On 5 August 2022, Brussels-based scenographer, filmmaker and long-time collaborator of William Kentridge, Sabine Theunissen screened her animated film Kvitøya at The Centre for the Less Good Idea.
Presented by SO | The Academy for the Less Good Idea the screening featured as part of the HOW | Showing the Making series which reveals the strategies, approaches and methods employed by artists in the making of their work. For her HOW, in addition to the screening and accompanying live performance by South African dancer, Thulani Chauke, and Benin-born percussionist, Angelo Moustapha, Theunissen provided insight into the making of the evocative and innovative Kvitøya through the sharing of her film-lecture, A Reversable Journey.
Theunissen’s HOW comes at the end of an intensive and generative workshop process at The Centre for the Less Good Idea titled Art, Archives and Performance, where artists, researchers and thinkers from across the globe – Brussels, France, Benin, Columbia, South Africa and more – came together to work through the body, through research and through a central photographic archive in order to better understand how we can enter and activate heavy and often-times controversial histories through the archive.
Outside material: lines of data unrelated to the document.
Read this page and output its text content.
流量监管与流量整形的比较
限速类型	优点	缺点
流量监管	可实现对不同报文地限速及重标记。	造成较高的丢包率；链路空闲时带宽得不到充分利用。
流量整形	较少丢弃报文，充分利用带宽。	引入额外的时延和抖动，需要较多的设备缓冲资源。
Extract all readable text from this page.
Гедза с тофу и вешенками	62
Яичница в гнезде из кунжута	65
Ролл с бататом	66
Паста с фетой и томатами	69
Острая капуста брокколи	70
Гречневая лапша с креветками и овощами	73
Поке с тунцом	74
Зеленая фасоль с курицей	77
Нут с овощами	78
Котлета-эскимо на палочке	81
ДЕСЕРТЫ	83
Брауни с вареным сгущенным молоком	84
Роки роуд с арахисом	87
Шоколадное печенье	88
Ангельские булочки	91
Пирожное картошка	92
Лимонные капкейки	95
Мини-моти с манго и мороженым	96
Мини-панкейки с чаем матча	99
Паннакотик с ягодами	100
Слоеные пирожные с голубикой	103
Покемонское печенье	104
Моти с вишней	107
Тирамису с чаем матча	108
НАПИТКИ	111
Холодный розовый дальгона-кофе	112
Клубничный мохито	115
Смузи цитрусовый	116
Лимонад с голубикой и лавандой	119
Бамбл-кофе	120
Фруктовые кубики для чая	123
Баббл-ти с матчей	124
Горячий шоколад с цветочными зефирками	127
It’s fitting that Theunissen’s HOW closes the workshops, considering that it was one of her exercises for the Kvitøya process – that of assigning an archival image to each participant in order to generate a variety of artistic responses – that served as a central provocation and means of generating material for the Art, Archives and Performance workshop participants.
An expedition, a mystery
Kvitøya is freely inspired by the photographic documentation of the 1897 Polarex expedition in which three men set off to fly over the North Pole in a hydrogen balloon. The men, Nils Strindberg (a Swedish photographer, astronomist, physicist and violinist), Salomon Auguste Andrée (expedition leader and engineer) and Knut Fraenkel never returned. Their disappearance remained a mystery for over three decades until the remains of the expedition were discovered on White Island in August 1930. These included a diary and film rolls encased in a lightproof box.
Describing Kvitøya, Theunissen says, “Resolutely artisanal, the film is a tribute to the photographer of the expedition and his faith in Art. It twists the true story told by the diary found on White Island in 1931”. The title of the film “comes from a contraction between White Island and Black Box. The black box refers to the camera and photography, of course, but also to the sealed box keeping all the secrets and memories that will be revealed – a metaphor for Memory and Legacy.”
Surfacing and augmenting the photographic archive
Theunissen’s HOW is a performance lecture in two parts. The first is the guided lecture on the development of the project, A Reversable Journey – its challenges, tactics, tools and various stages of development. Following this is the screening of Kvitøya with live performance interventions from Chauke and Moustapha.
Through both parts of Theunissen’s HOW, we learn how the artist came to first pursue the project. From early incidental moments in Stockholm in 2017, where Theunissen began thinking about photography in the context of the museum and the museum as a kind of camera, to coming across a single black and white photograph of a deflating hot air balloon on the ice, sparking her interest in the Polarex Expedition of 1897.
But we are also able to gain a full and clear understanding of her artistic practice, her ways of working collaboratively, intuitively, using the intelligence of the hands, the cardboard model as a tool for seeing, performance as a means of reflection and augmentation, and collage as a form of collaborative reading or interpretation.
Ultimately, it is Theunissen’s rigour and research that creates access to the archive, but it is through the performances, collaborations, processes and methodologies held and facilitated by Theunissen that the archive is effectively animated and expanded upon.